Whatever. The point is that the techno-optimist articles of faith seem specifically and pointedly designed to marginalize the left abundance perspective. Andreessen’s creed demands that you focus on freeing up market awesome rather than building state capacity. There’s nothing much about climate change. He discusses energy technology as a response to “environmental degradation,” but the only forms of technology that are mentioned are nuclear - i.e. the technologies that predictably divide the left. ESG is one of the “enemies,” one element of a “mass demoralization campaign” of “zombie ideas, many of them derived from Communism” (there’s an interesting parallel to Peter Thiel’s “what’s the difference between ESG and the Chinese Communist Party” rant at the 2022 Bitcoin conference).
So I think that the manifesto does have a particular political purpose.

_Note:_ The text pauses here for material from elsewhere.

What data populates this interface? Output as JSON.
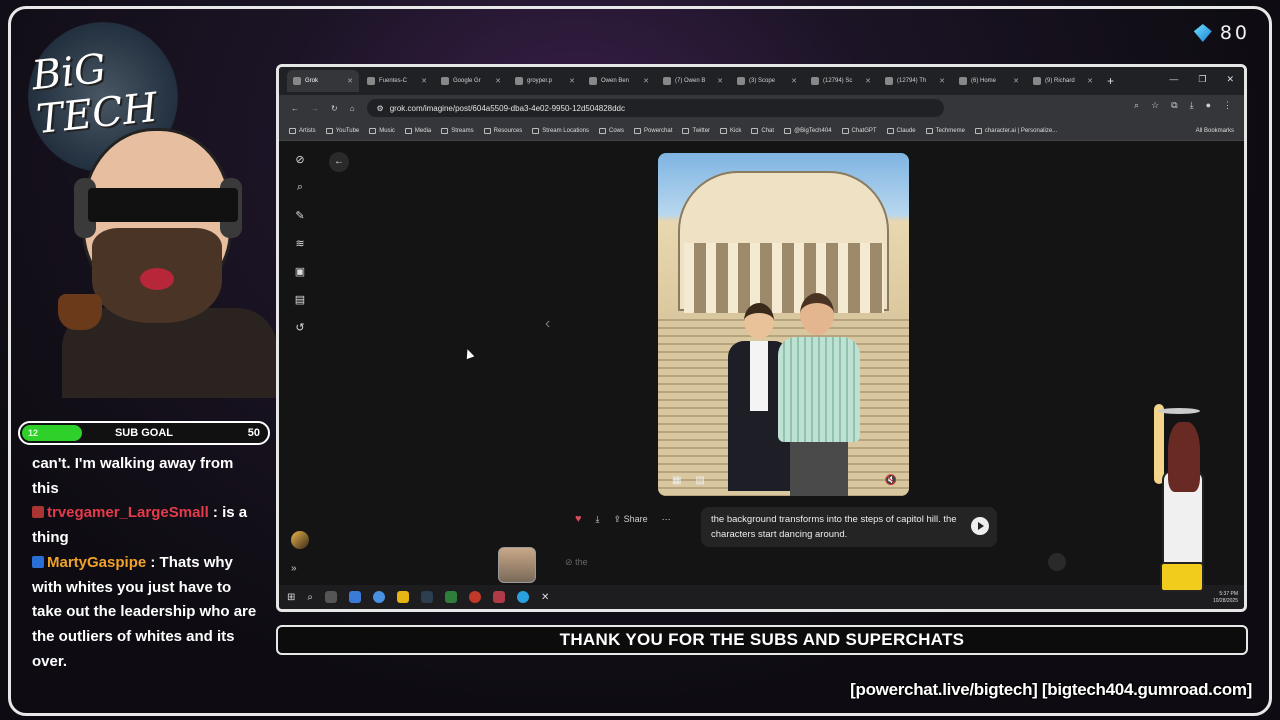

It’s intended to split and divide - to drive out the heretics - rather than to unite people under a single banner. Very likely, from Andreessen’s perspective, the angry response is a feature, not a bug, creating a line of division that he wants to use to drive his own political agenda in internecine disputes within Silicon Valley.

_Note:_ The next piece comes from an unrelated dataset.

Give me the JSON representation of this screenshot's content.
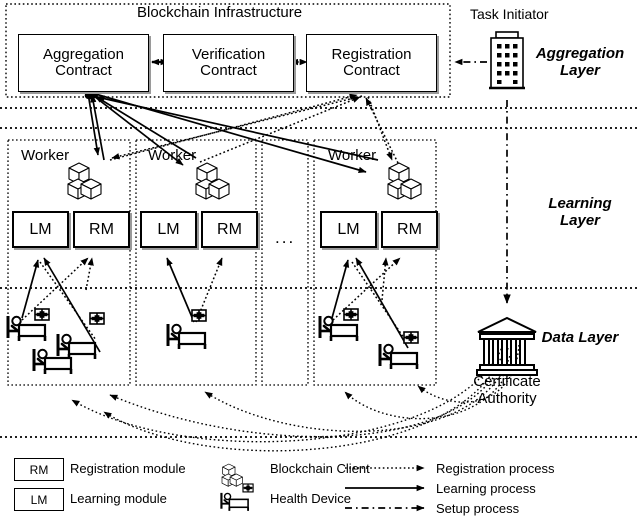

Clubhouse was an attempt by a16z to shoehorn an app into the unicorn club by clout alone. Thankfully, even COVID could not put that much hype into "AM Radio with Rounded Corners" as a designer friend put it. This screed cements my belief Silicon Valley stopped solving Big P Problems a decade ago, focusing on Little P inconveniences, rent seeking, and financialization.
Is Andreesen a Machiavellian genius intent on provoking his opponents in order to strengthen his support? Well maybe, but I have doubts. Does he even know any of the details of who disagrees with him or why? Historically he has shown no sign of this. Maybe he is just, you know, talking his book. It could as easily be about e.g. the Compound DAO indictment as any grand political program.